Question: Could the reduction of time from 4.37s to 1.93s (2x as fast) be JIT's wise decision of using SIMD instructions or just my loop-unrolling's positive effect?

If JIT cannot do SIMD optimizaton automatically, then in this example there is also no unrolling optimization done automatically by JIT, is this true?.

For 1M iterations(vectors) and for vector size of 64, speedup multiplier goes to 3.5X(cache advantage?).

Thanks.

Answer

tmyklebu picture tmyklebu · Jul 4, 2013

Your code has a bunch of problems. Are you sure you're measuring what you think you're measuring?

Your first loop does this, indented more conventionally:

 for(int j=0;j<1000;i++) {
     b=vektors[i]; // selects next vector(b) to multiply as inner product.
                   // each vector has an array of float elements.
 }

Your rolled loop involves a really long chain of dependent loads and stores. Your unrolled loop involves 8 separate chains of dependent loads and stores. The JVM can't turn one into the other if you're using floating-point arithmetic because they're fundamentally different computations. Breaking dependent load-store chains can lead to major speedups on modern processors.

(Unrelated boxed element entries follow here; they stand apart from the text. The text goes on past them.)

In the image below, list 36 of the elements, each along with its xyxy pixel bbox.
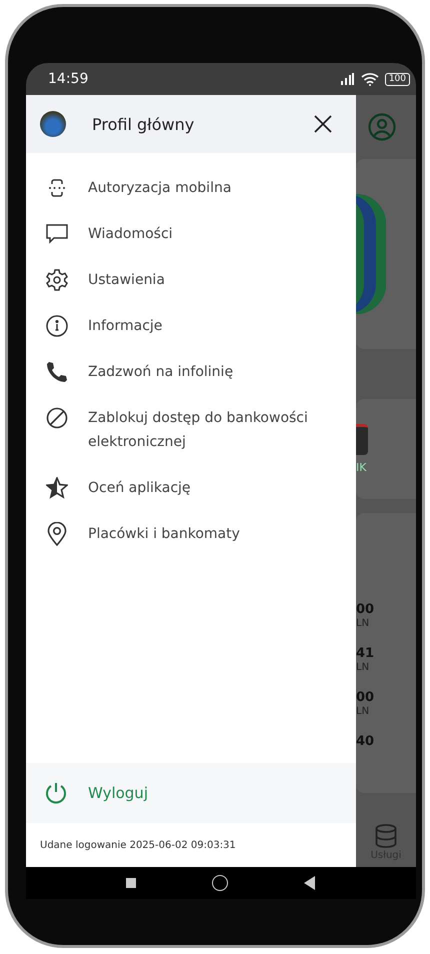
- message-icon: [46, 224, 68, 244]
- home-icon[interactable]: [212, 875, 228, 891]
- menu-item[interactable]: Wiadomości: [26, 211, 356, 257]
- info-icon: [46, 315, 68, 337]
- menu-item[interactable]: Zadzwoń na infolinię: [26, 349, 356, 395]
- amount-currency: LN: [356, 661, 370, 675]
- menu-item[interactable]: Informacje: [26, 303, 356, 349]
- back-icon[interactable]: [304, 876, 316, 890]
- menu-item[interactable]: Placówki i bankomaty: [26, 511, 356, 557]
- wifi-icon: [360, 72, 379, 86]
- power-icon: [44, 781, 68, 805]
- database-icon: [375, 824, 397, 848]
- amount-value: 40: [356, 735, 376, 749]
- last-login-text: Udane logowanie 2025-06-02 09:03:31: [39, 838, 237, 852]
- menu-item[interactable]: Ustawienia: [26, 257, 356, 303]
- tile-label: IK: [356, 461, 366, 474]
- battery-indicator: 100: [384, 72, 410, 86]
- profile-name: Profil główny: [92, 114, 196, 134]
- status-time: 14:59: [48, 71, 88, 87]
- avatar: [40, 111, 66, 137]
- amount-value: 41: [356, 647, 376, 661]
- settings-icon: [46, 269, 68, 291]
- close-button[interactable]: [312, 113, 334, 135]
- amount-value: 00: [356, 603, 376, 617]
- amount-currency: LN: [356, 617, 370, 631]
- menu-item[interactable]: Zablokuj dostęp do bankowości elektronicznej: [26, 395, 356, 465]
- star-icon: [46, 477, 68, 499]
- menu-item[interactable]: Autoryzacja mobilna: [26, 165, 356, 211]
- menu-item[interactable]: Oceń aplikację: [26, 465, 356, 511]
- phone-icon: [46, 361, 68, 383]
- location-pin-icon: [47, 522, 67, 546]
- dotted-face-icon: [47, 178, 67, 198]
- logout-button[interactable]: Wyloguj: [26, 763, 356, 823]
- block-icon: [46, 407, 68, 429]
- amount-currency: LN: [356, 705, 370, 719]
- amount-value: 00: [356, 691, 376, 705]
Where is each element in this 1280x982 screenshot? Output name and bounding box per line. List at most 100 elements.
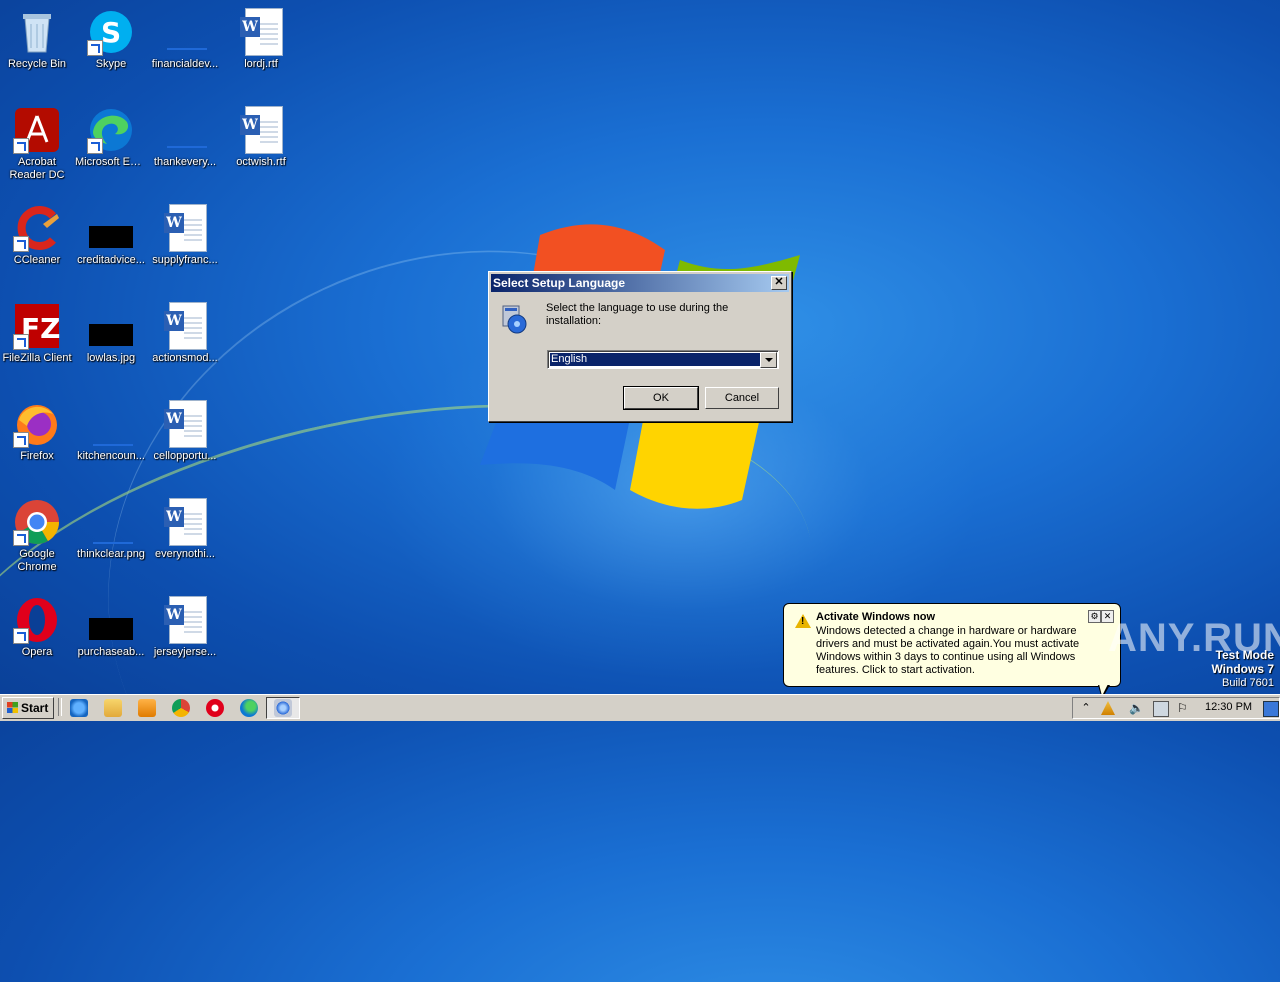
desktop-icon-skype[interactable]: S Skype	[74, 2, 148, 71]
desktop-icon-label: cellopportu...	[153, 450, 217, 462]
windows-flag-icon	[7, 702, 18, 713]
test-mode-label: Test Mode Windows 7 Build 7601	[1211, 648, 1274, 690]
balloon-body: Windows detected a change in hardware or…	[816, 625, 1080, 676]
desktop-icon-purchaseab[interactable]: purchaseab...	[74, 590, 148, 659]
desktop-icon-everynothi[interactable]: W everynothi...	[148, 492, 222, 561]
image-file-icon	[87, 302, 135, 350]
desktop-icon-thinkclear[interactable]: thinkclear.png	[74, 492, 148, 561]
desktop-icon-cellopportu[interactable]: W cellopportu...	[148, 394, 222, 463]
system-tray: ⌃ 🔈 ⚐ 12:30 PM	[1072, 697, 1280, 719]
volume-icon[interactable]: 🔈	[1129, 701, 1144, 715]
word-document-icon: W	[161, 498, 209, 546]
dialog-close-button[interactable]: ✕	[771, 276, 787, 290]
desktop-icon-kitchencoun[interactable]: kitchencoun...	[74, 394, 148, 463]
setup-installer-icon	[502, 305, 527, 334]
taskbar: Start ⌃ 🔈 ⚐ 12:30 PM	[0, 694, 1280, 721]
desktop-icon-label: Firefox	[20, 450, 54, 462]
desktop-icon-label: purchaseab...	[77, 646, 145, 658]
desktop-icon-label: octwish.rtf	[236, 156, 286, 168]
desktop-icon-firefox[interactable]: Firefox	[0, 394, 74, 463]
desktop-icon-edge[interactable]: Microsoft Edge	[74, 100, 148, 169]
network-icon[interactable]	[1153, 701, 1169, 717]
word-document-icon: W	[161, 302, 209, 350]
blank-file-icon	[161, 106, 209, 154]
desktop-icon-ccleaner[interactable]: CCleaner	[0, 198, 74, 267]
desktop-icon-supplyfranc[interactable]: W supplyfranc...	[148, 198, 222, 267]
clock[interactable]: 12:30 PM	[1205, 701, 1252, 713]
shortcut-arrow-icon	[87, 40, 103, 56]
test-mode-line3: Build 7601	[1222, 677, 1274, 689]
setup-taskbar-icon	[274, 699, 292, 717]
desktop-icon-label: kitchencoun...	[77, 450, 145, 462]
flag-icon[interactable]: ⚐	[1177, 701, 1191, 715]
acrobat-icon	[13, 106, 61, 154]
desktop-icon-actionsmod[interactable]: W actionsmod...	[148, 296, 222, 365]
image-file-icon	[87, 204, 135, 252]
taskbar-setup-button[interactable]	[266, 697, 300, 719]
desktop-icon-label: Microsoft Edge	[75, 156, 148, 168]
desktop-icon-label: CCleaner	[13, 254, 61, 266]
dialog-titlebar[interactable]: Select Setup Language ✕	[491, 274, 789, 292]
desktop-icon-jerseyjerse[interactable]: W jerseyjerse...	[148, 590, 222, 659]
edge-taskbar-icon[interactable]	[240, 699, 258, 717]
blank-file-icon	[161, 8, 209, 56]
word-document-icon: W	[237, 8, 285, 56]
shortcut-arrow-icon	[13, 236, 29, 252]
desktop-icon-octwish[interactable]: W octwish.rtf	[224, 100, 298, 169]
desktop-icon-label: everynothi...	[155, 548, 215, 560]
image-file-icon	[87, 596, 135, 644]
desktop-icon-acrobat[interactable]: Acrobat Reader DC	[0, 100, 74, 182]
action-center-warning-icon[interactable]	[1101, 701, 1115, 715]
desktop-icon-label: thankevery...	[153, 156, 217, 168]
desktop-icon-filezilla[interactable]: FZ FileZilla Client	[0, 296, 74, 365]
shortcut-arrow-icon	[87, 138, 103, 154]
opera-taskbar-icon[interactable]	[206, 699, 224, 717]
desktop-icon-label: thinkclear.png	[77, 548, 145, 560]
recycle-bin-icon	[13, 8, 61, 56]
blank-file-icon	[87, 400, 135, 448]
desktop-icon-label: Opera	[21, 646, 53, 658]
desktop-icon-label: lordj.rtf	[244, 58, 278, 70]
word-document-icon: W	[237, 106, 285, 154]
desktop-icon-label: Google Chrome	[17, 548, 57, 573]
desktop-icon-thankevery[interactable]: thankevery...	[148, 100, 222, 169]
dialog-title: Select Setup Language	[493, 276, 626, 290]
desktop-icon-recycle-bin[interactable]: Recycle Bin	[0, 2, 74, 71]
language-select-value: English	[550, 353, 760, 366]
word-document-icon: W	[161, 400, 209, 448]
svg-text:S: S	[101, 16, 121, 49]
desktop-icon-label: Acrobat Reader DC	[9, 156, 65, 181]
explorer-folder-icon[interactable]	[104, 699, 122, 717]
desktop-icon-lowlas[interactable]: lowlas.jpg	[74, 296, 148, 365]
desktop-icon-financialdev[interactable]: financialdev...	[148, 2, 222, 71]
shortcut-arrow-icon	[13, 432, 29, 448]
test-mode-line1: Test Mode	[1215, 648, 1274, 662]
desktop-icon-chrome[interactable]: Google Chrome	[0, 492, 74, 574]
desktop-icon-lordj[interactable]: W lordj.rtf	[224, 2, 298, 71]
chrome-icon	[13, 498, 61, 546]
media-player-icon[interactable]	[138, 699, 156, 717]
desktop-icon-label: Recycle Bin	[7, 58, 67, 70]
show-hidden-icons-chevron-icon[interactable]: ⌃	[1079, 701, 1093, 715]
chrome-taskbar-icon[interactable]	[172, 699, 190, 717]
desktop-icon-label: creditadvice...	[77, 254, 145, 266]
firefox-icon	[13, 400, 61, 448]
balloon-options-button[interactable]: ⚙	[1088, 610, 1101, 623]
test-mode-line2: Windows 7	[1211, 662, 1274, 676]
desktop-icon-opera[interactable]: Opera	[0, 590, 74, 659]
desktop-icon-label: actionsmod...	[152, 352, 218, 364]
ok-button[interactable]: OK	[623, 386, 699, 410]
internet-explorer-icon[interactable]	[70, 699, 88, 717]
desktop-icon-label: financialdev...	[151, 58, 219, 70]
start-button[interactable]: Start	[2, 697, 54, 719]
dialog-message: Select the language to use during the in…	[546, 302, 729, 327]
activate-windows-balloon[interactable]: Activate Windows now Windows detected a …	[783, 603, 1121, 699]
filezilla-icon: FZ	[13, 302, 61, 350]
desktop-icon-creditadvice[interactable]: creditadvice...	[74, 198, 148, 267]
shortcut-arrow-icon	[13, 334, 29, 350]
show-desktop-icon[interactable]	[1263, 701, 1279, 717]
warning-icon	[795, 614, 811, 628]
chevron-down-icon[interactable]	[760, 352, 777, 368]
language-select[interactable]: English	[547, 350, 779, 369]
cancel-button[interactable]: Cancel	[705, 387, 779, 409]
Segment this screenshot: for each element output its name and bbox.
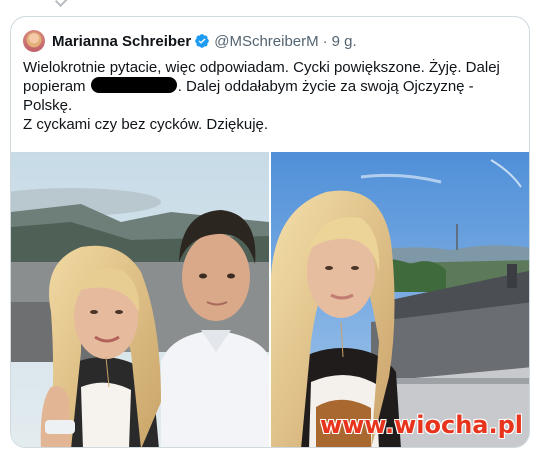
tweet-text: Wielokrotnie pytacie, więc odpowiadam. C… bbox=[23, 58, 519, 134]
tweet-text-fragment: . Dalej oddałabym życie za swoją Ojczyzn… bbox=[177, 78, 474, 95]
photo-selfie-couple-image bbox=[11, 152, 269, 447]
author-handle[interactable]: @MSchreiberM bbox=[214, 33, 318, 50]
photo-selfie-couple[interactable] bbox=[11, 152, 269, 447]
tweet-header: Marianna Schreiber @MSchreiberM · 9 g. bbox=[23, 29, 357, 53]
verified-badge-icon[interactable] bbox=[194, 33, 210, 49]
previous-tweet-remnant bbox=[0, 0, 544, 14]
tweet-line: popieram . Dalej oddałabym życie za swoj… bbox=[23, 77, 519, 96]
author-name[interactable]: Marianna Schreiber bbox=[52, 33, 191, 50]
tweet-timestamp[interactable]: 9 g. bbox=[332, 33, 357, 50]
avatar[interactable] bbox=[23, 30, 45, 52]
redaction-bar bbox=[90, 77, 177, 93]
thread-line-icon bbox=[54, 0, 70, 8]
quoted-tweet-card[interactable]: Marianna Schreiber @MSchreiberM · 9 g. W… bbox=[10, 16, 530, 448]
tweet-text-fragment: popieram bbox=[23, 78, 86, 95]
photo-rooftop-portrait-image bbox=[271, 152, 529, 447]
separator-dot: · bbox=[322, 32, 328, 50]
tweet-media: www.wiocha.pl bbox=[11, 152, 529, 447]
tweet-line: Wielokrotnie pytacie, więc odpowiadam. C… bbox=[23, 59, 500, 76]
tweet-line: Polskę. bbox=[23, 97, 73, 114]
photo-rooftop-portrait[interactable]: www.wiocha.pl bbox=[269, 152, 529, 447]
tweet-line: Z cyckami czy bez cycków. Dziękuję. bbox=[23, 116, 269, 133]
watermark: www.wiocha.pl bbox=[319, 411, 523, 439]
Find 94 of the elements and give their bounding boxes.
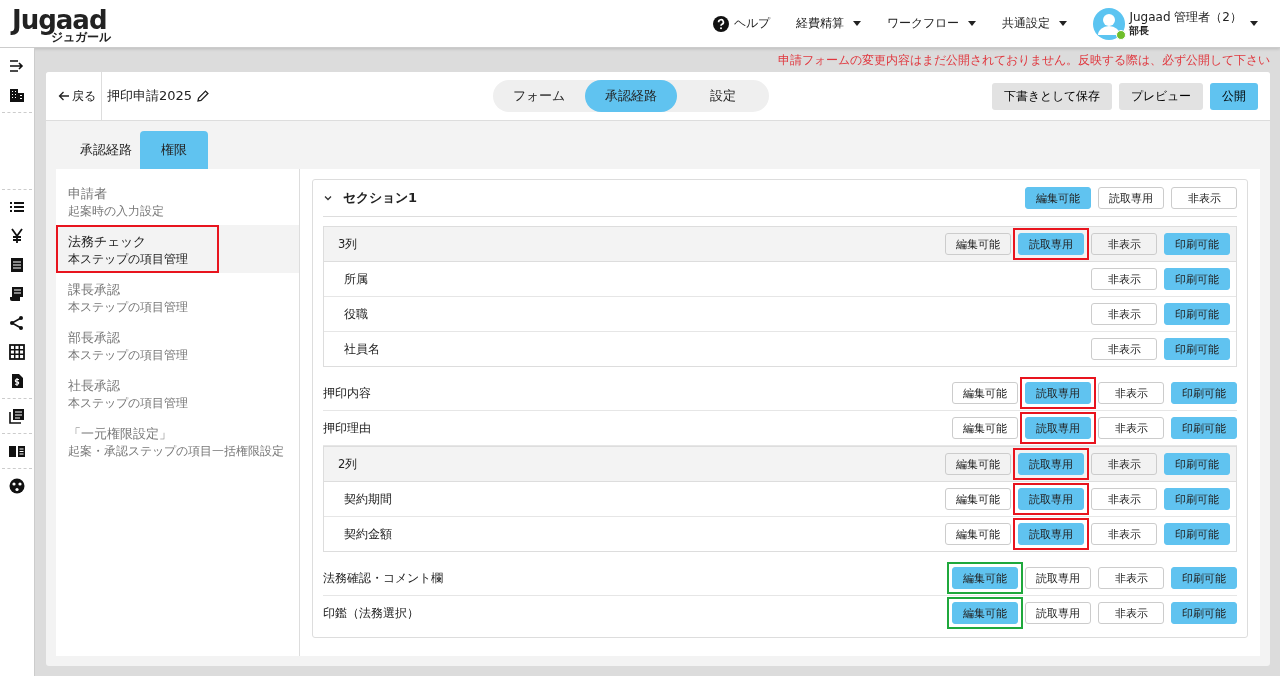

Your rolled loop iterates over the whole vector. Your unrolled loop only iterates over the first (roughly) eighth. Thus, the unrolled loop again computes something fundamentally different.

I haven't seen a JVM generate vectorised code for something like your second loop, but I'm maybe a few years out of date on what JVMs do. Try using -XX:+PrintAssembly when you run your code and inspect the code opto generates.